Saturnia is a genus of moths in the family Saturniidae first described by Franz Paula von Schrank in 1802. They are large moths, commonly called emperor moths though this is also used for various close relatives in subfamily Saturniinae. Most are Palearctic, but three species (S. mendocino, S. walterorum and S. albofasciata, commonly known as saturnia moths) occur in the chaparral of California.

Species
The known species of Saturnia are:
 Saturnia albofasciata (Johnson, 1938) – white-streaked saturnia (mostly in Calosaturnia)
 Saturnia atlantica Lucas, 1848
 Saturnia bieti Oberthür, 1886
 Saturnia cameronensis Lemaire, 1979
 Saturnia centralis Naumann & Loeffler, 2005
 Saturnia cephalariae (Romanoff, 1885) (sometimes in Eudia)
 Saturnia cidosa Moore, 1865
 Saturnia cognata Jordan in Seitz, 1911
 Saturnia koreanis Brechlin, 2009
 Saturnia luctifera Jordan in Seitz, 1911
 Saturnia mendocino Behrens, 1876 – Mendocino saturnia (mostly in Calosaturnia)
 Saturnia pavonia (Linnaeus, 1758) – small emperor moth (sometimes in Eudia)
 Saturnia pavoniella (Scopoli, 1763) (sometimes in Eudia)
 Saturnia pinratanai Lampe, 1989
 Saturnia pyri (Denis & Schiffermüller, 1775) – giant emperor moth, Viennese emperor moth
 Saturnia spini (Denis & Schiffermuller, 1775) – sloe emperor moth (sometimes in Eudia)

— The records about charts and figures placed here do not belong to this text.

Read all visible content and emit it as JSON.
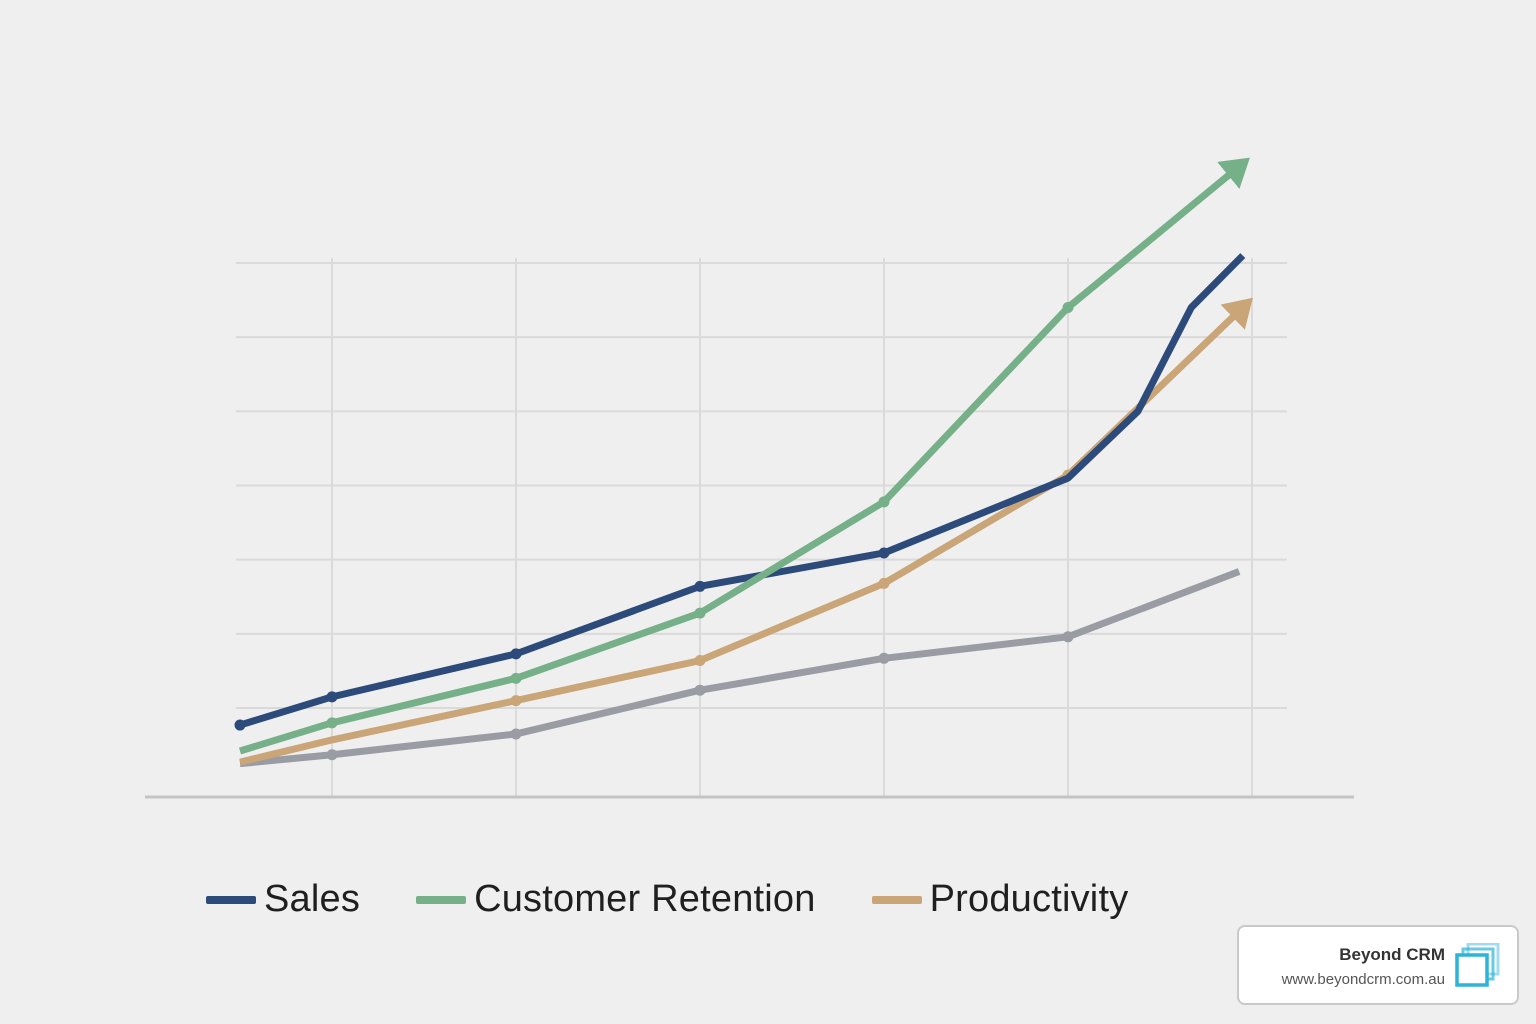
{
  "chart_data": {
    "type": "line",
    "title": "",
    "xlabel": "",
    "ylabel": "",
    "x": [
      0,
      1,
      2,
      3,
      4,
      5,
      6
    ],
    "xlim": [
      -0.5,
      6
    ],
    "ylim": [
      0,
      7.2
    ],
    "grid": true,
    "legend_position": "bottom",
    "series": [
      {
        "name": "Sales",
        "color": "#2c4a7a",
        "x": [
          -0.5,
          0,
          1,
          2,
          3,
          4,
          4.38,
          4.67,
          4.95
        ],
        "values": [
          0.97,
          1.35,
          1.93,
          2.84,
          3.29,
          4.3,
          5.2,
          6.6,
          7.3
        ],
        "markers": [
          0,
          1,
          2,
          3,
          4
        ]
      },
      {
        "name": "Customer Retention",
        "color": "#76b088",
        "x": [
          -0.5,
          0,
          1,
          2,
          3,
          4,
          4.93
        ],
        "values": [
          0.62,
          1.0,
          1.6,
          2.48,
          3.98,
          6.6,
          8.5
        ],
        "markers": [
          1,
          2,
          3,
          4,
          5
        ],
        "arrow": true
      },
      {
        "name": "Productivity",
        "color": "#c9a577",
        "x": [
          -0.5,
          0,
          1,
          2,
          3,
          4,
          4.95
        ],
        "values": [
          0.47,
          0.77,
          1.3,
          1.84,
          2.88,
          4.34,
          6.6
        ],
        "markers": [
          2,
          3,
          4,
          5
        ],
        "arrow": true
      },
      {
        "color": "#9a9ca4",
        "x": [
          -0.5,
          0,
          1,
          2,
          3,
          4,
          4.93
        ],
        "values": [
          0.45,
          0.57,
          0.85,
          1.44,
          1.87,
          2.16,
          3.04
        ],
        "markers": [
          1,
          2,
          3,
          4,
          5
        ]
      }
    ]
  },
  "legend": {
    "items": [
      {
        "label": "Sales",
        "color": "#2c4a7a"
      },
      {
        "label": "Customer Retention",
        "color": "#76b088"
      },
      {
        "label": "Productivity",
        "color": "#c9a577"
      }
    ]
  },
  "brand": {
    "name": "Beyond CRM",
    "url": "www.beyondcrm.com.au",
    "accent": "#2bb3d9"
  }
}
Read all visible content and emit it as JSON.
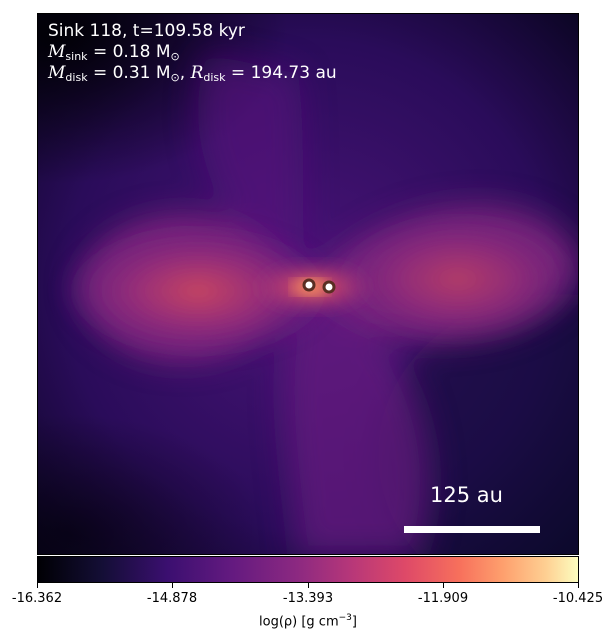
{
  "annotation": {
    "sink_line": "Sink 118, t=109.58 kyr",
    "msink_symbol": "M",
    "msink_sub": "sink",
    "msink_value": " = 0.18 M",
    "msink_sun_sub": "⊙",
    "mdisk_symbol": "M",
    "mdisk_sub": "disk",
    "mdisk_value": " = 0.31 M",
    "mdisk_sun_sub": "⊙",
    "mdisk_sep": ", ",
    "rdisk_symbol": "R",
    "rdisk_sub": "disk",
    "rdisk_value": " = 194.73 au"
  },
  "scale_bar": {
    "label": "125 au"
  },
  "colorbar": {
    "ticks": [
      "-16.362",
      "-14.878",
      "-13.393",
      "-11.909",
      "-10.425"
    ],
    "label_main": "log(ρ) [g cm",
    "label_sup": "−3",
    "label_end": "]"
  },
  "colors": {
    "background": "#000004",
    "disk_core": "#d14a5c",
    "sink_fill": "#ffffff",
    "sink_ring": "#5a2e22"
  }
}
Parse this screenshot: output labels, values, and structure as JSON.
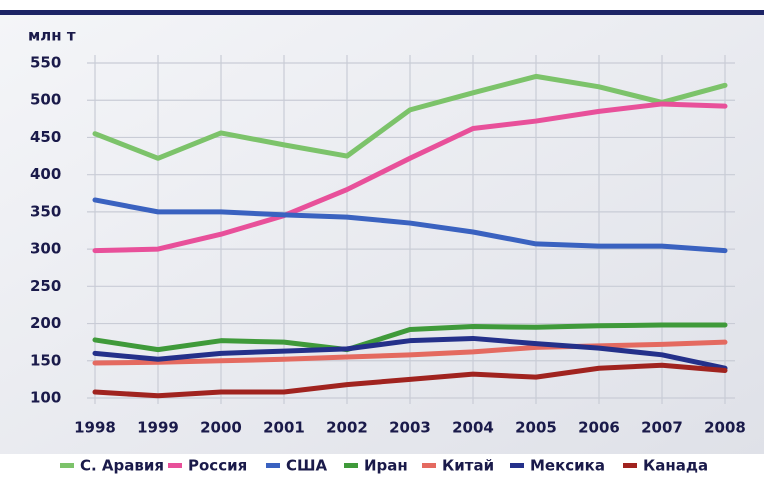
{
  "chart_data": {
    "type": "line",
    "ylabel": "млн т",
    "x": [
      1998,
      1999,
      2000,
      2001,
      2002,
      2003,
      2004,
      2005,
      2006,
      2007,
      2008
    ],
    "xlim": [
      1998,
      2008
    ],
    "xticks": [
      1998,
      1999,
      2000,
      2001,
      2002,
      2003,
      2004,
      2005,
      2006,
      2007,
      2008
    ],
    "ylim": [
      100,
      550
    ],
    "yticks": [
      100,
      150,
      200,
      250,
      300,
      350,
      400,
      450,
      500,
      550
    ],
    "grid": true,
    "legend": "bottom",
    "series": [
      {
        "name": "С. Аравия",
        "color": "#7cc36a",
        "values": [
          455,
          422,
          456,
          440,
          425,
          487,
          510,
          532,
          518,
          497,
          520
        ]
      },
      {
        "name": "Россия",
        "color": "#e8509a",
        "values": [
          298,
          300,
          320,
          345,
          380,
          422,
          462,
          472,
          485,
          495,
          492
        ]
      },
      {
        "name": "США",
        "color": "#3a62c0",
        "values": [
          366,
          350,
          350,
          346,
          343,
          335,
          323,
          307,
          304,
          304,
          298
        ]
      },
      {
        "name": "Иран",
        "color": "#3f9a3a",
        "values": [
          178,
          165,
          177,
          175,
          165,
          192,
          196,
          195,
          197,
          198,
          198
        ]
      },
      {
        "name": "Китай",
        "color": "#e46a60",
        "values": [
          147,
          148,
          150,
          152,
          155,
          158,
          162,
          168,
          170,
          172,
          175
        ]
      },
      {
        "name": "Мексика",
        "color": "#24308a",
        "values": [
          160,
          152,
          160,
          163,
          166,
          177,
          180,
          173,
          167,
          158,
          140
        ]
      },
      {
        "name": "Канада",
        "color": "#a0231f",
        "values": [
          108,
          103,
          108,
          108,
          118,
          125,
          132,
          128,
          140,
          144,
          137
        ]
      }
    ]
  }
}
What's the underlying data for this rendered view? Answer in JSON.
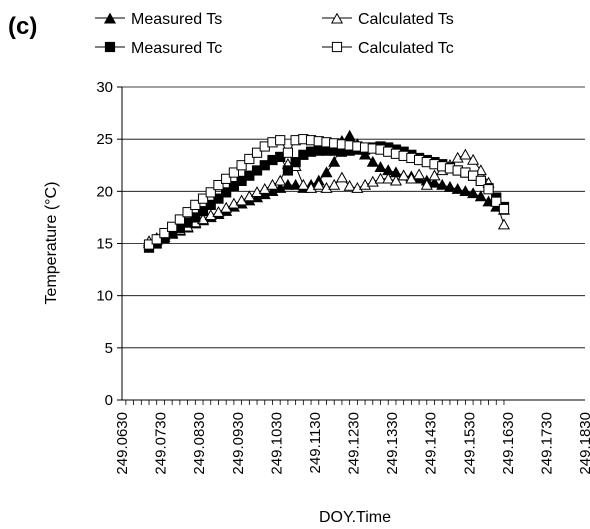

 Saturnia taibaishanis Brechlin, 2009
 Saturnia walterorum Hogue & Johnson, 1958 – Walter's saturnia (mostly in Calosaturnia)
 Saturnia zuleika Hope, 1843

Formerly placed here was the Brazilian Arsenura pandora. Whether the autumn emperor moth (Perisomena caecigena), here separated in a monotypic genus, is not actually better included in Saturnia needs to be determined; the same goes for the genus Neoris.